Karut-marut birokrasi perfilman Indonesia


Oleh: Bobby Batara
MEMASUKI tahun 2012 perfilman Indonesia masih saja dilanda karut-marut. Salah satu penyebabnya tak lepas dari persoalan eksebisi. Bayangkan saja, tidak satupun yang bisa memastikan berapa lama satu judul film nasional boleh bertengger di layar bioskop. Film dengan performa buruk, dalam arti jumlah penonton tidak memuaskan secara kuantitas, siap diturunkan kapan saja. Dan kemudian digantikan judul lain yang sudah mengantre di belakangnya. Situasi demikian terus berlangsung dari tahun ke tahun.
   Bagaimana kiat mengatasi masalah ini? Kalau boleh disebutkan sa-lah satunya adalah dengan menambah jaringan bioskop. Ini menjadi solusi lantaran terlalu banyak barang dagangan (film lokal maupun impor), sementara kiosnya dirasa kurang (bioskop). Semakin banyak bioskop maka nafas film nasional di pasar menjadi bertambah panjang. Tawaran tersebut datang dari negeri ginseng Korea pada akhir tahun 2011. Tepatnya dari jaringan Lotte-Mart yang di sini lebih dikenal sebagai pusat perbelanjaan.
   Respon yang datang pun bermacam-macam. Pada jumpa pers ak-hir tahun Kementerian Pariwisata dan Ekonomi Kreatif (nama baru Kementerian Kebudayaan dan Pariwisata), bulan Desember silam, tak ada jawaban konkret yang keluar dari pejabat yang mengurusi film. Dirjen Nilai Budaya Seni dan Film Ukus Kuswara misalnya, tidak secara tegas menjawab pertanyaan yang diajukan wartawan.
   Tetapi, berbeda halnya dengan reaksi wakil rakyat di parlemen. “Saya menolak dengan tegas kehadiran pemodal asing untuk membangun jaringan bioskop di Indonesia,” demikian ucap anggota DPR dari Komisi X, Dedy Suwandi Gumelar kepada tabloid Bintang Film, edisi Januari 2012.
   Dedy yang lebih dikenal dengan nama Miing menyebutkan penyebabnya. “Dari 600 layar yang didominasi satu kelompok perusahaan, yang juga importir film, film Indonesia sungsang sumbel. Itu punya orang Indonesia, bukan asing,” selorohnya. Dia khawatir jika besok Lotte yang dimiliki Korea masuk ke Indonesia, “Enggak tahu bagaimana nasib film Indonesia ke depan-...”
   Penolakan Miing ini memang terasa aneh. Penolakan modal asing yang berlatar belakang ancaman terhadap eksistensi film Indonesia di bioskop tentu saja tidak masuk akal.

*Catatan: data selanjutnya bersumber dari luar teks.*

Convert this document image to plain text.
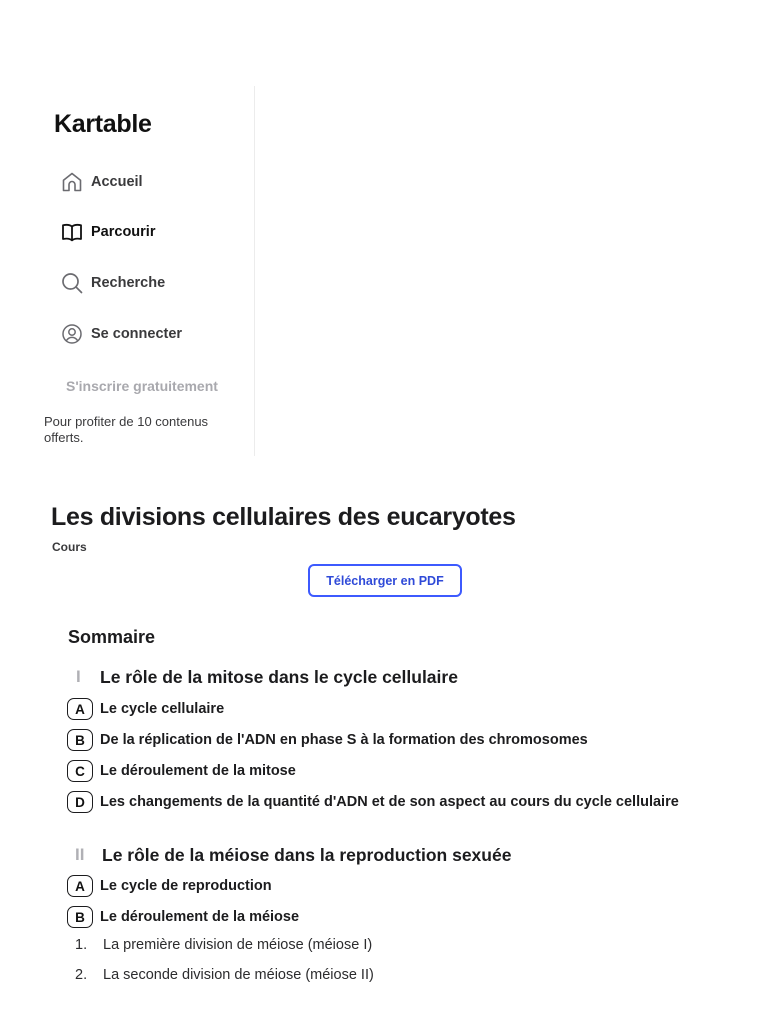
Kartable
Accueil
Parcourir
Recherche
Se connecter
S'inscrire gratuitement
Pour profiter de 10 contenus offerts.
Les divisions cellulaires des eucaryotes
Cours
Télécharger en PDF
Sommaire
I Le rôle de la mitose dans le cycle cellulaire
A	Le cycle cellulaire
B	De la réplication de l'ADN en phase S à la formation des chromosomes
C	Le déroulement de la mitose
D	Les changements de la quantité d'ADN et de son aspect au cours du cycle cellulaire
II Le rôle de la méiose dans la reproduction sexuée
A	Le cycle de reproduction
B	Le déroulement de la méiose
1.	La première division de méiose (méiose I)
2.	La seconde division de méiose (méiose II)
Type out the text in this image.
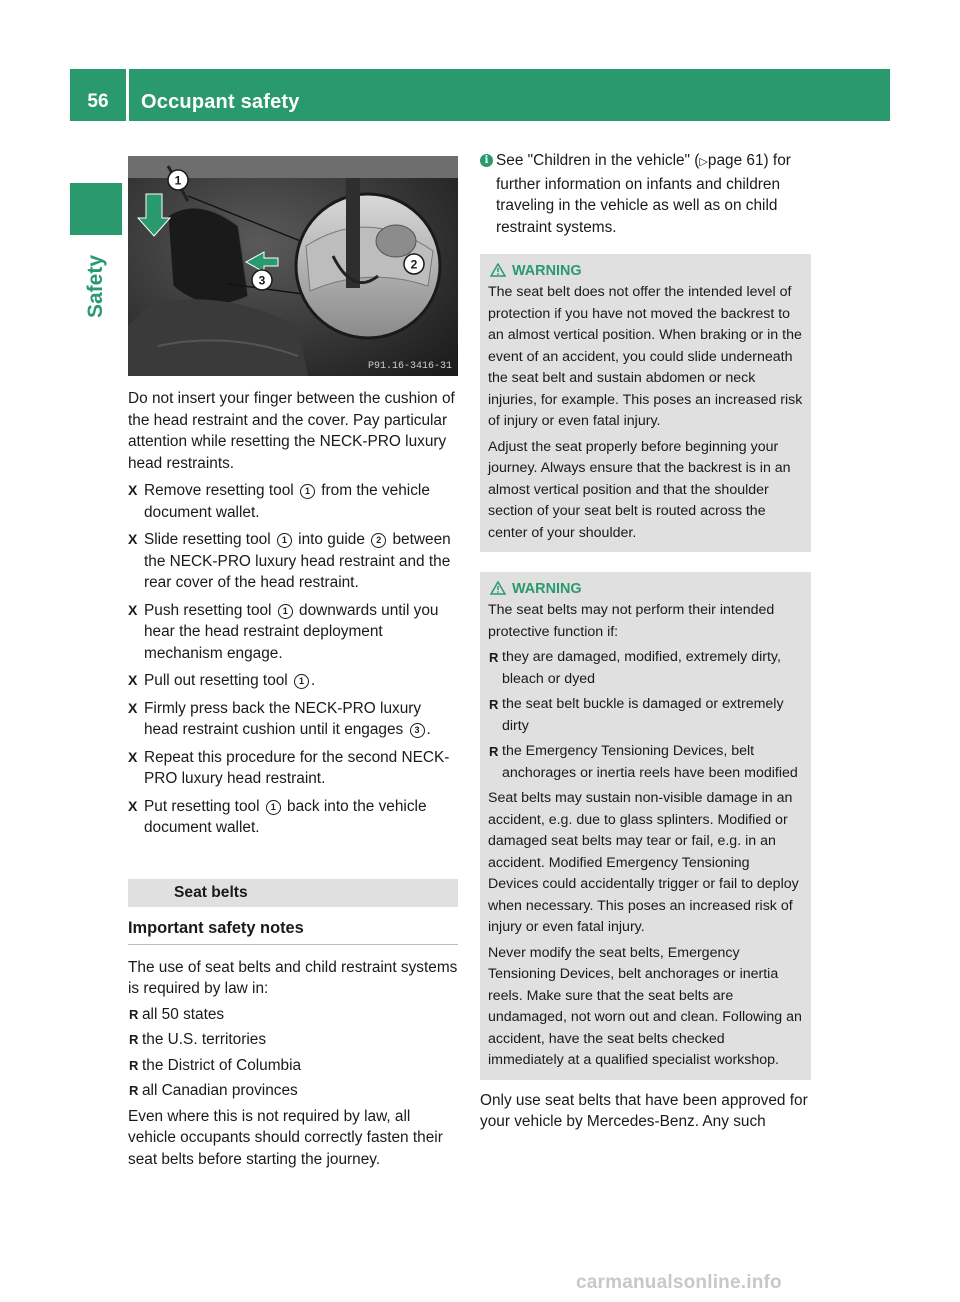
56	Occupant safety
Safety
1
2
3
P91.16-3416-31

Do not insert your finger between the cushion of the head restraint and the cover. Pay particular attention while resetting the NECK-PRO luxury head restraints.

X Remove resetting tool 1 from the vehicle document wallet.
X Slide resetting tool 1 into guide 2 between the NECK-PRO luxury head restraint and the rear cover of the head restraint.
X Push resetting tool 1 downwards until you hear the head restraint deployment mechanism engage.
X Pull out resetting tool 1 .
X Firmly press back the NECK-PRO luxury head restraint cushion until it engages 3 .
X Repeat this procedure for the second NECK-PRO luxury head restraint.
X Put resetting tool 1 back into the vehicle document wallet.
Seat belts
Important safety notes

The use of seat belts and child restraint systems is required by law in:

R all 50 states
R the U.S. territories
R the District of Columbia
R all Canadian provinces

Even where this is not required by law, all vehicle occupants should correctly fasten their seat belts before starting the journey.

i See "Children in the vehicle" (▷page 61) for further information on infants and children traveling in the vehicle as well as on child restraint systems.

WARNING

The seat belt does not offer the intended level of protection if you have not moved the backrest to an almost vertical position. When braking or in the event of an accident, you could slide underneath the seat belt and sustain abdomen or neck injuries, for example. This poses an increased risk of injury or even fatal injury.

Adjust the seat properly before beginning your journey. Always ensure that the backrest is in an almost vertical position and that the shoulder section of your seat belt is routed across the center of your shoulder.

WARNING

The seat belts may not perform their intended protective function if:

R they are damaged, modified, extremely dirty, bleach or dyed
R the seat belt buckle is damaged or extremely dirty
R the Emergency Tensioning Devices, belt anchorages or inertia reels have been modified

Seat belts may sustain non-visible damage in an accident, e.g. due to glass splinters. Modified or damaged seat belts may tear or fail, e.g. in an accident. Modified Emergency Tensioning Devices could accidentally trigger or fail to deploy when necessary. This poses an increased risk of injury or even fatal injury.

Never modify the seat belts, Emergency Tensioning Devices, belt anchorages or inertia reels. Make sure that the seat belts are undamaged, not worn out and clean. Following an accident, have the seat belts checked immediately at a qualified specialist workshop.

Only use seat belts that have been approved for your vehicle by Mercedes-Benz. Any such

carmanualsonline.info
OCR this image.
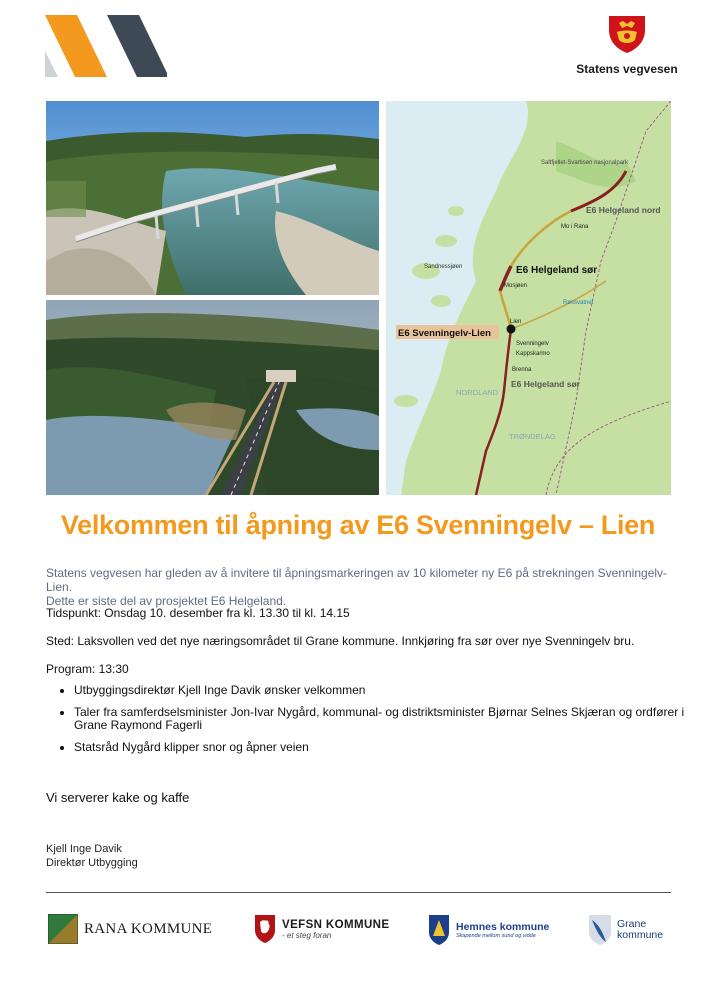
Statens vegvesen
Saltfjellet-Svartisen nasjonalpark
E6 Helgeland nord
Mo i Rana
Sandnessjøen	E6 Helgeland sør
Mosjøen
Røssvatnet
Lien
E6 Svenningelv-Lien
Svenningelv
Kappskarmo
Brenna
E6 Helgeland sør
NORDLAND
TRØNDELAG
Velkommen til åpning av E6 Svenningelv – Lien
Statens vegvesen har gleden av å invitere til åpningsmarkeringen av 10 kilometer ny E6 på strekningen Svenningelv-Lien.
Dette er siste del av prosjektet E6 Helgeland.
Tidspunkt: Onsdag 10. desember fra kl. 13.30 til kl. 14.15
Sted: Laksvollen ved det nye næringsområdet til Grane kommune. Innkjøring fra sør over nye Svenningelv bru.
Program: 13:30
• Utbyggingsdirektør Kjell Inge Davik ønsker velkommen
• Taler fra samferdselsminister Jon-Ivar Nygård, kommunal- og distriktsminister Bjørnar Selnes Skjæran og ordfører i Grane Raymond Fagerli
• Statsråd Nygård klipper snor og åpner veien
Vi serverer kake og kaffe
Kjell Inge Davik
Direktør Utbygging
RANA KOMMUNE	VEFSN KOMMUNE
- et steg foran
Hemnes kommune
Skapende mellom sund og vidde
Grane
kommune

Seharusnya dia membaca UU Perfilman No 33 tahun 2009 terlebih dahulu sebelum melontarkan pendapatnya. Pada pasal 32 disebutkan “Pelaku usaha pertunjukan film sebagaimana disebut dalam Pasal 29 ayat (3) wajib mempertunjuk-kan film Indonesia sekurang-kurangnya 60% (enam puluh persen) dari seluruh jam pertunjukan film yang dimilikinya selama 6 (enam) bulan berturut-turut.”

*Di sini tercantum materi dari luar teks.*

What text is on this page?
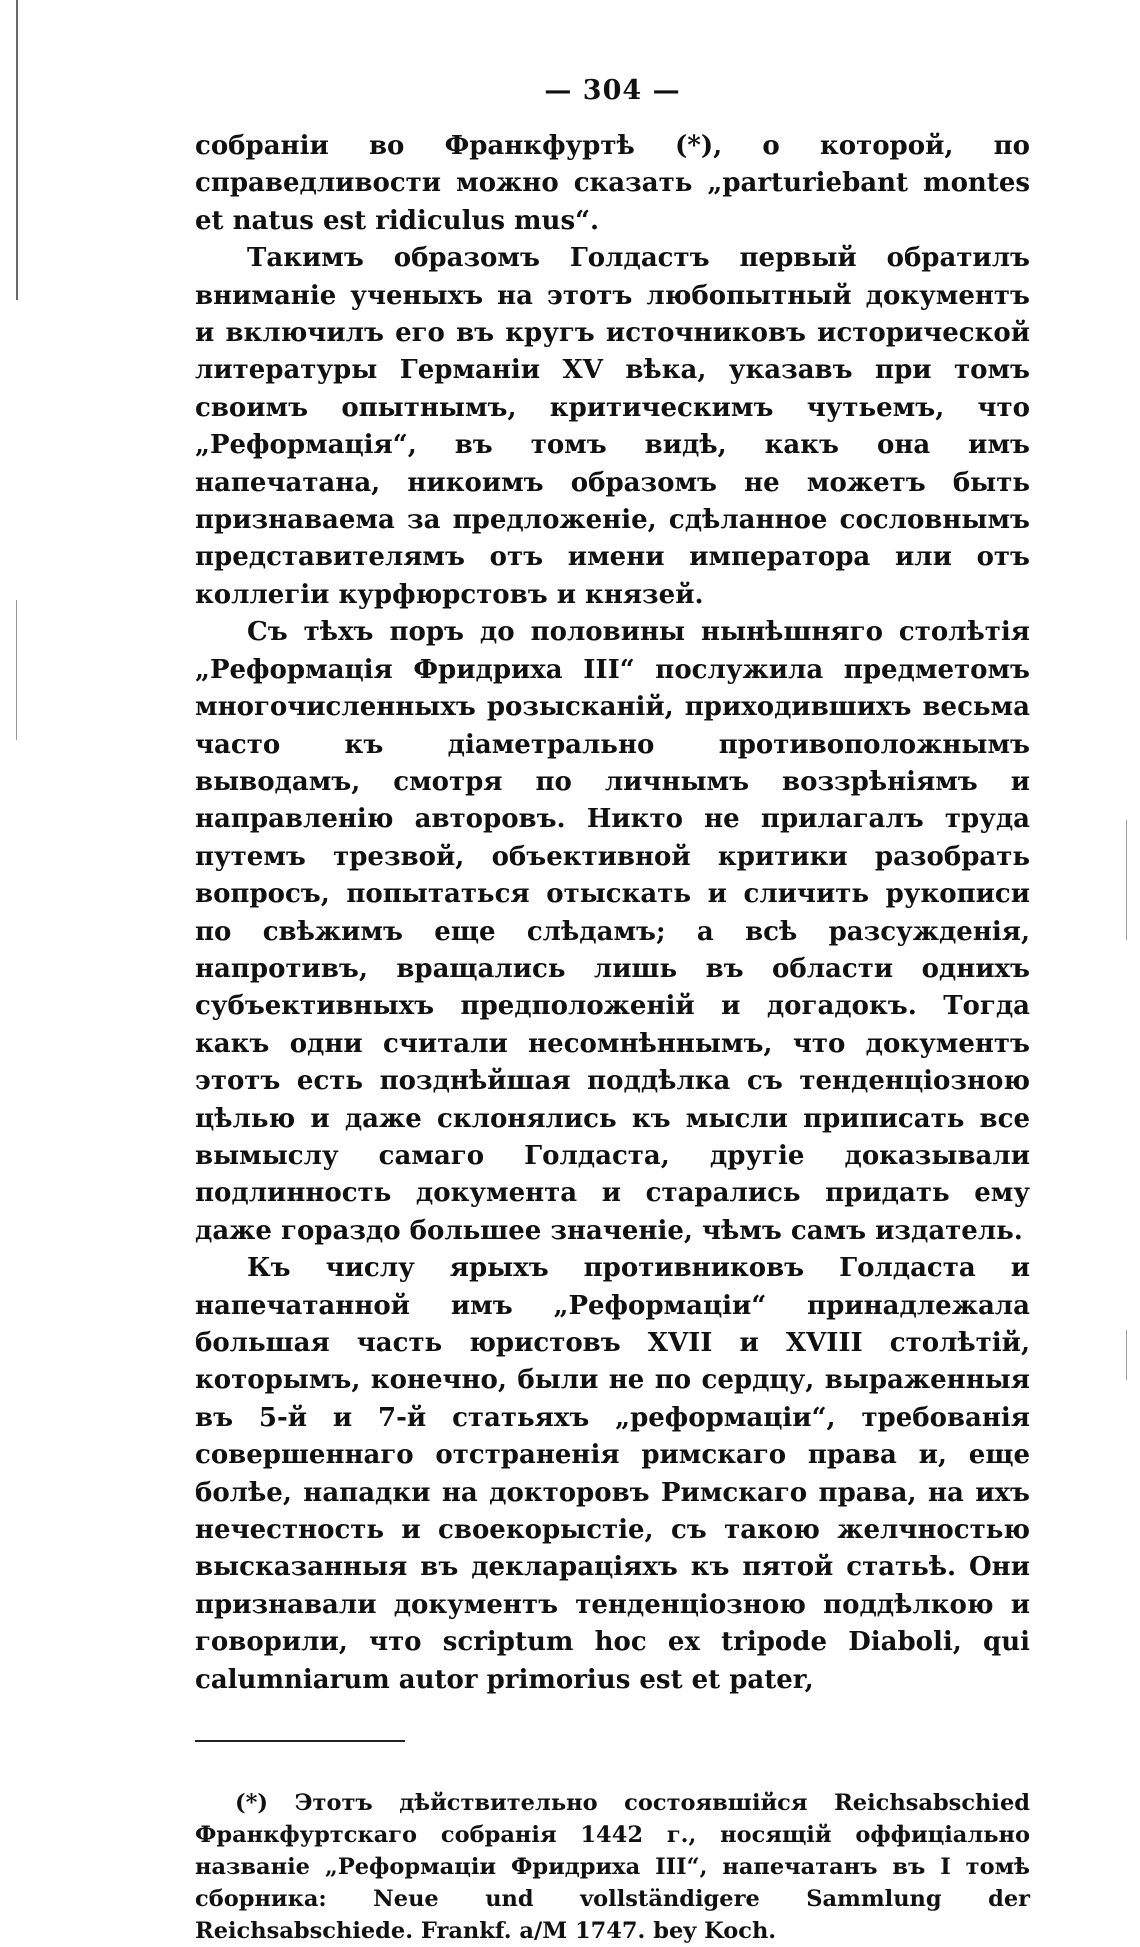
— 304 —

собраніи во Франкфуртѣ (*), о которой, по справедливости можно сказать „parturiebant montes et natus est ridiculus mus“.

Такимъ образомъ Голдастъ первый обратилъ вниманіе ученыхъ на этотъ любопытный документъ и включилъ его въ кругъ источниковъ исторической литературы Германіи XV вѣка, указавъ при томъ своимъ опытнымъ, критическимъ чутьемъ, что „Реформація“, въ томъ видѣ, какъ она имъ напечатана, никоимъ образомъ не можетъ быть признаваема за предложеніе, сдѣланное сословнымъ представителямъ отъ имени императора или отъ коллегіи курфюрстовъ и князей.

Съ тѣхъ поръ до половины нынѣшняго столѣтія „Реформація Фридриха III“ послужила предметомъ многочисленныхъ розысканій, приходившихъ весьма часто къ діаметрально противоположнымъ выводамъ, смотря по личнымъ воззрѣніямъ и направленію авторовъ. Никто не прилагалъ труда путемъ трезвой, объективной критики разобрать вопросъ, попытаться отыскать и сличить рукописи по свѣжимъ еще слѣдамъ; а всѣ разсужденія, напротивъ, вращались лишь въ области однихъ субъективныхъ предположеній и догадокъ. Тогда какъ одни считали несомнѣннымъ, что документъ этотъ есть позднѣйшая поддѣлка съ тенденціозною цѣлью и даже склонялись къ мысли приписать все вымыслу самаго Голдаста, другіе доказывали подлинность документа и старались придать ему даже гораздо большее значеніе, чѣмъ самъ издатель.

Къ числу ярыхъ противниковъ Голдаста и напечатанной имъ „Реформаціи“ принадлежала большая часть юристовъ XVII и XVIII столѣтій, которымъ, конечно, были не по сердцу, выраженныя въ 5-й и 7-й статьяхъ „реформаціи“, требованія совершеннаго отстраненія римскаго права и, еще болѣе, нападки на докторовъ Римскаго права, на ихъ нечестность и своекорыстіе, съ такою желчностью высказанныя въ декларацiяхъ къ пятой статьѣ. Они признавали документъ тенденціозною поддѣлкою и говорили, что scriptum hoc ex tripode Diaboli, qui calumniarum autor primorius est et pater,

(*) Этотъ дѣйствительно состоявшійся Reichsabschied Франкфуртскаго собранія 1442 г., носящій оффиціально названіе „Реформаціи Фридриха III“, напечатанъ въ I томѣ сборника: Neue und vollständigere Sammlung der Reichsabschiede. Frankf. a/M 1747. bey Koch.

   Pasal yang dimaksud jelas merupakan upaya untuk melindungi film nasional. Angka 60% menjadi sumbangsih besar dari pihak bioskop terhadap film karya anak bangsa. Tak perduli darimana pemodal itu berasal. Penjabarannya tentu saja ada pada bagian penjelasan dari undang-undang tersebut. Salah satunya adalah tidak memperbolehkan pertunjukan film yang tidak bermutu. Sedangkan siasanya, ini menyangkut hitung-hitungan persentasi jumlah jam pertunjukannya.
   Sebenarnya, posisi Miing sendiri tidak sepenuhnya keliru. Bisa jadi, dia sudah mengetahui bahwa masih belum ada petunjuk turunan dari regulasi tersebut, sebut saja Peraturan Menteri sebagai penjabaran kebijakan yang diperlukan. Sejak RUU-nya diketok palu pada bulan September 2009, ternyata petunjuk pelaksanaan alias juklaknya masih belum dibuat pemerintah. Wajar kiranya jika pelawak Bagito Grup ini mengambil sikap yang ultranasionalis.
   Pokok masalahnya, ternyata pernyataan Miing ini bermuara dari hulu yang sama. Selama ini ketiadaan aturan main sebagai payung dari insan film sungguh merepotkan, ibarat rimba tak bertuan. Ini baru perkara menyangkut calon pendatang baru di bidang eksebisi. Besok bagaimana pula yang akan terjadi dengan sektor lainnya, produksi dan distribusi misalnya.
   Bola kini sepenuhnya berada di pihak kementerian terkait. Aturan turunan dari 90 pasal dalam undang-undang perfilman yang baru penting untuk segera dibuat. Ini agenda yang amat mendesak untuk dituntaskan, sehingga para pemangku kepentingan film tak lagi berjalan di dalam gelap seperti sekarang.  Tunggu apa lagi sih?

)* Penulis adalah wartawan Tabloid Kabar Film dan Pengurus Forum Penonton Film.